Now, remember Moonves’ projection that CBS would hit $1 billion in retrans revenues by 2017?
Turns out that was a little conservative, too.
“We will surpass $1 billion by next year,” he said, noting that, “These are dollars that fall to the bottom line.”
While acknowledging that “we knew 2015 would be a challenge” for the network, being an off political year, Moonves said CBS expects to reap a healthy chunk of what Politico estimates will be $4.4 billion in political advertising next year.
But if Moonves remains bullish on broadcast, his enthusiasm bubbles over when it comes to digital. “Broadband offerings will continue to drive growth,” he said.
Moonves and Joe Ianniello, COO, both touted the growth of Showtime OTT and CBS All Access.
“Every million subs (for Showtime OTT) equals $100 million of profit,” Ianniello said.

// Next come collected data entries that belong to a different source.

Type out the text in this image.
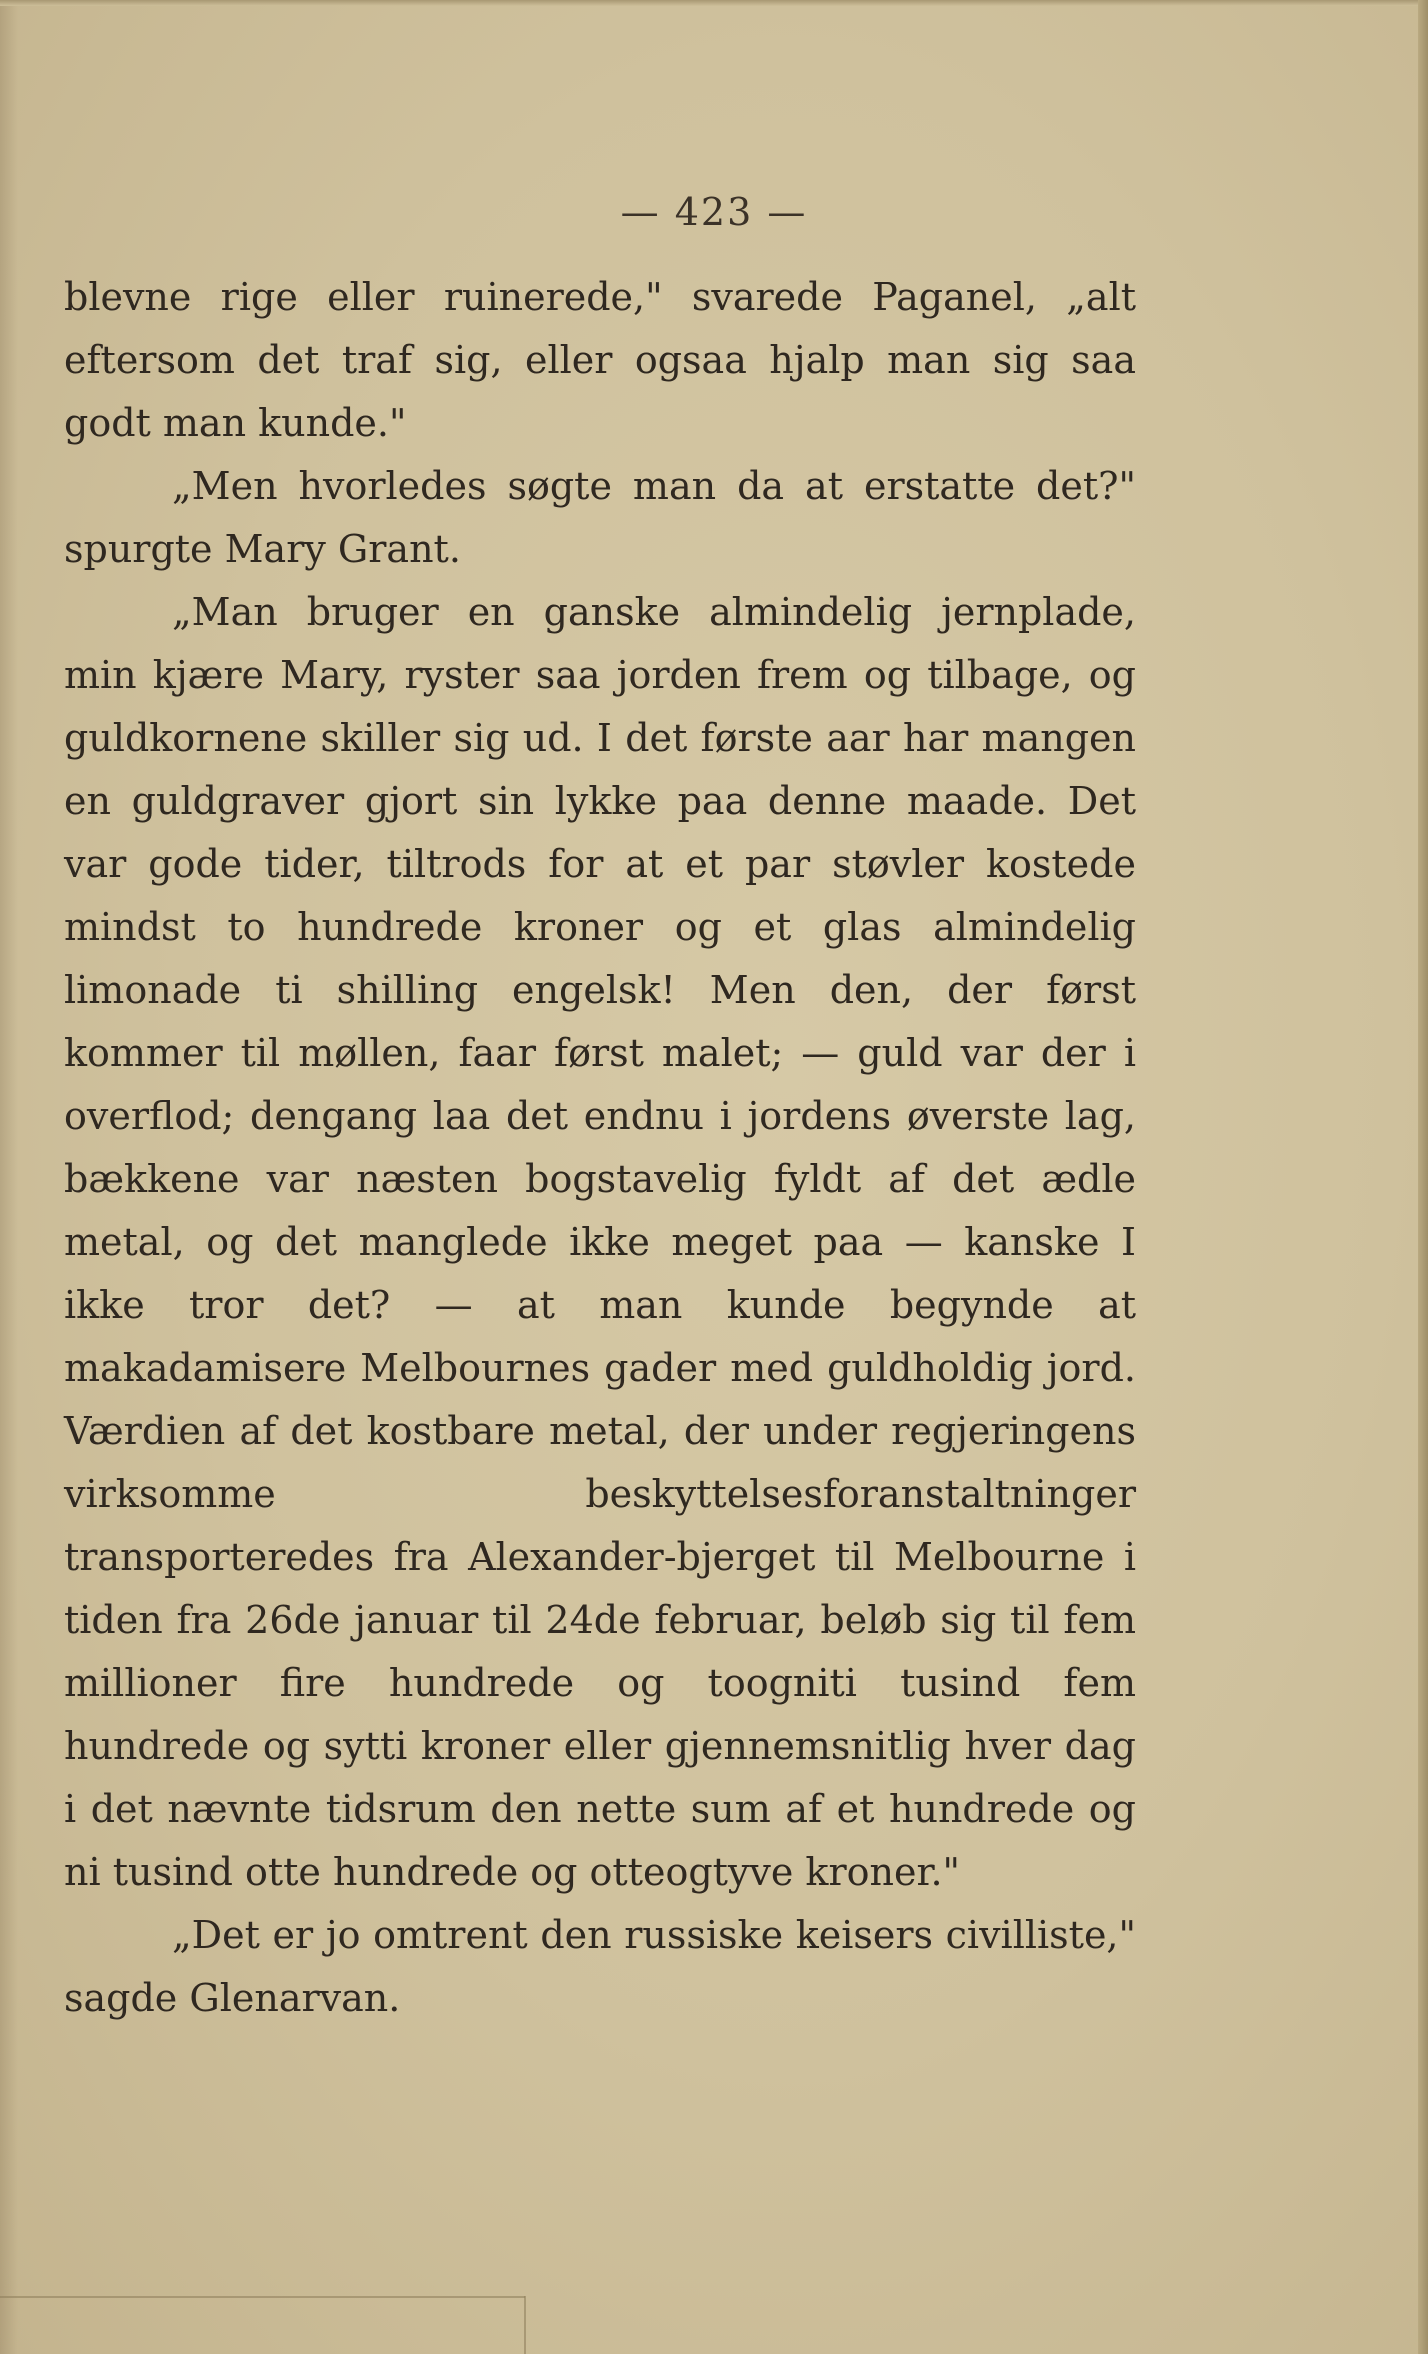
— 423 —

blevne rige eller ruinerede," svarede Paganel, „alt eftersom det traf sig, eller ogsaa hjalp man sig saa godt man kunde."

„Men hvorledes søgte man da at erstatte det?" spurgte Mary Grant.

„Man bruger en ganske almindelig jernplade, min kjære Mary, ryster saa jorden frem og tilbage, og guldkornene skiller sig ud. I det første aar har mangen en guldgraver gjort sin lykke paa denne maade. Det var gode tider, tiltrods for at et par støvler kostede mindst to hundrede kroner og et glas almindelig limonade ti shilling engelsk! Men den, der først kommer til møllen, faar først malet; — guld var der i overflod; dengang laa det endnu i jordens øverste lag, bækkene var næsten bogstavelig fyldt af det ædle metal, og det manglede ikke meget paa — kanske I ikke tror det? — at man kunde begynde at makadamisere Melbournes gader med guldholdig jord. Værdien af det kostbare metal, der under regjeringens virksomme beskyttelsesforanstaltninger transporteredes fra Alexander-bjerget til Melbourne i tiden fra 26de januar til 24de februar, beløb sig til fem millioner fire hundrede og toogniti tusind fem hundrede og sytti kroner eller gjennemsnitlig hver dag i det nævnte tidsrum den nette sum af et hundrede og ni tusind otte hundrede og otteogtyve kroner."

„Det er jo omtrent den russiske keisers civilliste," sagde Glenarvan.
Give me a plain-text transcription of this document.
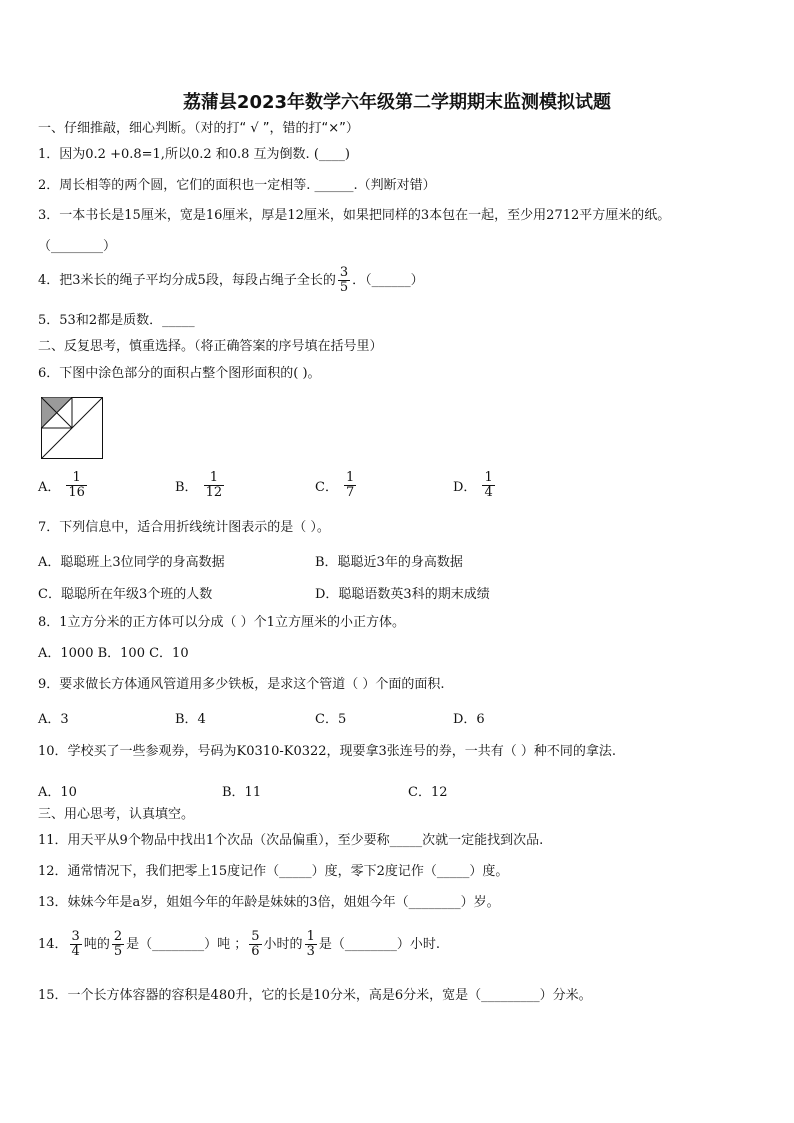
荔蒲县2023年数学六年级第二学期期末监测模拟试题
一、仔细推敲，细心判断。（对的打“ √ ”，错的打“×”）
1．因为0.2 +0.8=1,所以0.2 和0.8 互为倒数. (____)
2．周长相等的两个圆，它们的面积也一定相等. ______.（判断对错）
3．一本书长是15厘米，宽是16厘米，厚是12厘米，如果把同样的3本包在一起，至少用2712平方厘米的纸。
（________）
4．把3米长的绳子平均分成5段，每段占绳子全长的 $\frac{3}{5}$ ．（______）
5．53和2都是质数．_____
二、反复思考，慎重选择。（将正确答案的序号填在括号里）
6．下图中涂色部分的面积占整个图形面积的( )。
A． $\frac{1}{16}$	B． $\frac{1}{12}$	C． $\frac{1}{7}$	D． $\frac{1}{4}$
7．下列信息中，适合用折线统计图表示的是（ ）。
A．聪聪班上3位同学的身高数据	B．聪聪近3年的身高数据
C．聪聪所在年级3个班的人数	D．聪聪语数英3科的期末成绩
8．1立方分米的正方体可以分成（ ）个1立方厘米的小正方体。
A．1000 B．100 C．10
9．要求做长方体通风管道用多少铁板，是求这个管道（ ）个面的面积.
A．3	B．4	C．5	D．6
10．学校买了一些参观券，号码为K0310-K0322，现要拿3张连号的券，一共有（ ）种不同的拿法.
A．10	B．11	C．12
三、用心思考，认真填空。
11．用天平从9个物品中找出1个次品（次品偏重），至少要称_____次就一定能找到次品.
12．通常情况下，我们把零上15度记作（_____）度，零下2度记作（_____）度。
13．妹妹今年是a岁，姐姐今年的年龄是妹妹的3倍，姐姐今年（________）岁。
14． $\frac{3}{4}$ 吨的 $\frac{2}{5}$ 是（________）吨 ； $\frac{5}{6}$ 小时的 $\frac{1}{3}$ 是（________）小时.
15．一个长方体容器的容积是480升，它的长是10分米，高是6分米，宽是（_________）分米。
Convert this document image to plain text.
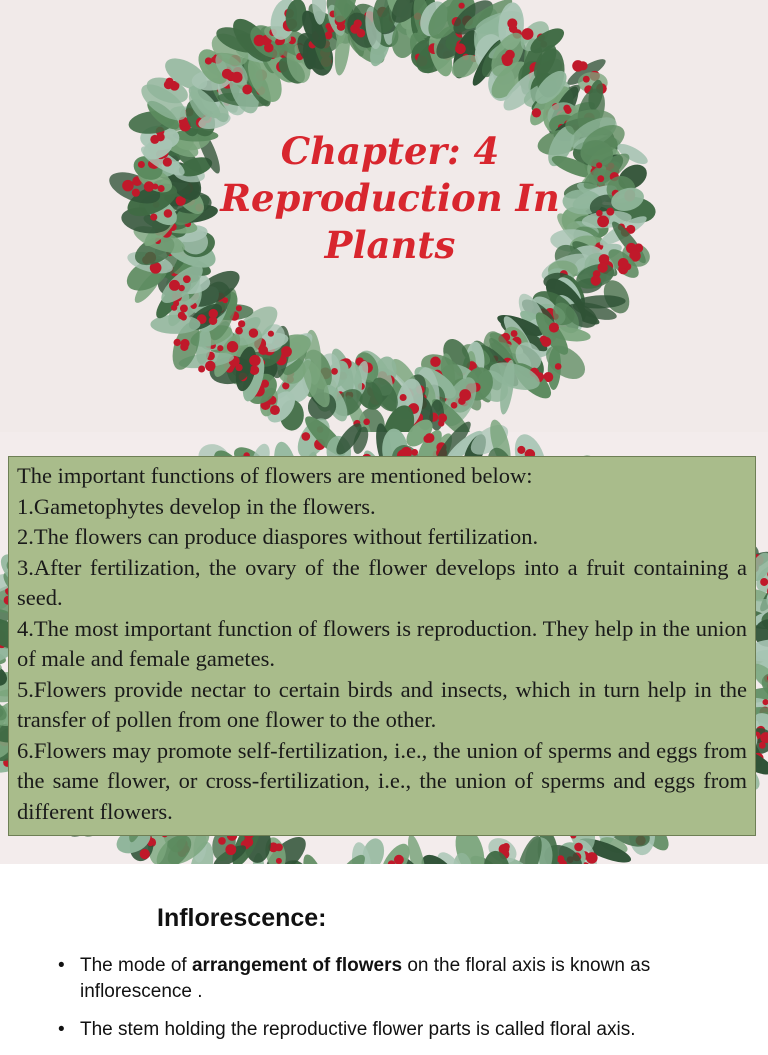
Chapter: 4
Reproduction In
Plants

The important functions of flowers are mentioned below:

1.Gametophytes develop in the flowers.

2.The flowers can produce diaspores without fertilization.

3.After fertilization, the ovary of the flower develops into a fruit containing a seed.

4.The most important function of flowers is reproduction. They help in the union of male and female gametes.

5.Flowers provide nectar to certain birds and insects, which in turn help in the transfer of pollen from one flower to the other.

6.Flowers may promote self-fertilization, i.e., the union of sperms and eggs from the same flower, or cross-fertilization, i.e., the union of sperms and eggs from different flowers.

Inflorescence:
• The mode of arrangement of flowers on the floral axis is known as inflorescence .
• The stem holding the reproductive flower parts is called floral axis.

The executives sidestepped giving specifics about CBS All Access but thanks to recent deals with stations groups including Sinclair and Nexstar, CBS appears to be on track to hit 1 million CBS All Access subscribers before year end.
“Relations with affiliates remain very strong,” Moonves said. “Basically, we’re going to have the entire country before too long.”
Nonetheless, CBS will pursue distribution opportunities that don’t necessarily include affiliates.
“We have digital assets we can put out directly to the consumer and keep 100 cents on the dollar,” he said.
Upbeat projections from Moonves and other broadcast executives come as media shares suffered a drubbing Wednesday, partly the result of Disney/ABC’s lackluster second-quarter network advertising revenue performance.
Gray Television was a bright spot in the broadcast advertising picture Wednesday, posting record second-quarter results, largely thanks to acquisitions.
Despite the lackluster broadcast advertising environment, Moonves remains upbeat.
“Proof of purchase by the Internet is not yet there as it is on broadcast,” he said. “Most industries will not veer away from broadcast.
“We still feel very bullish. There’s a reason year after year our CPMs go up — broadcast is in better shape than cable.”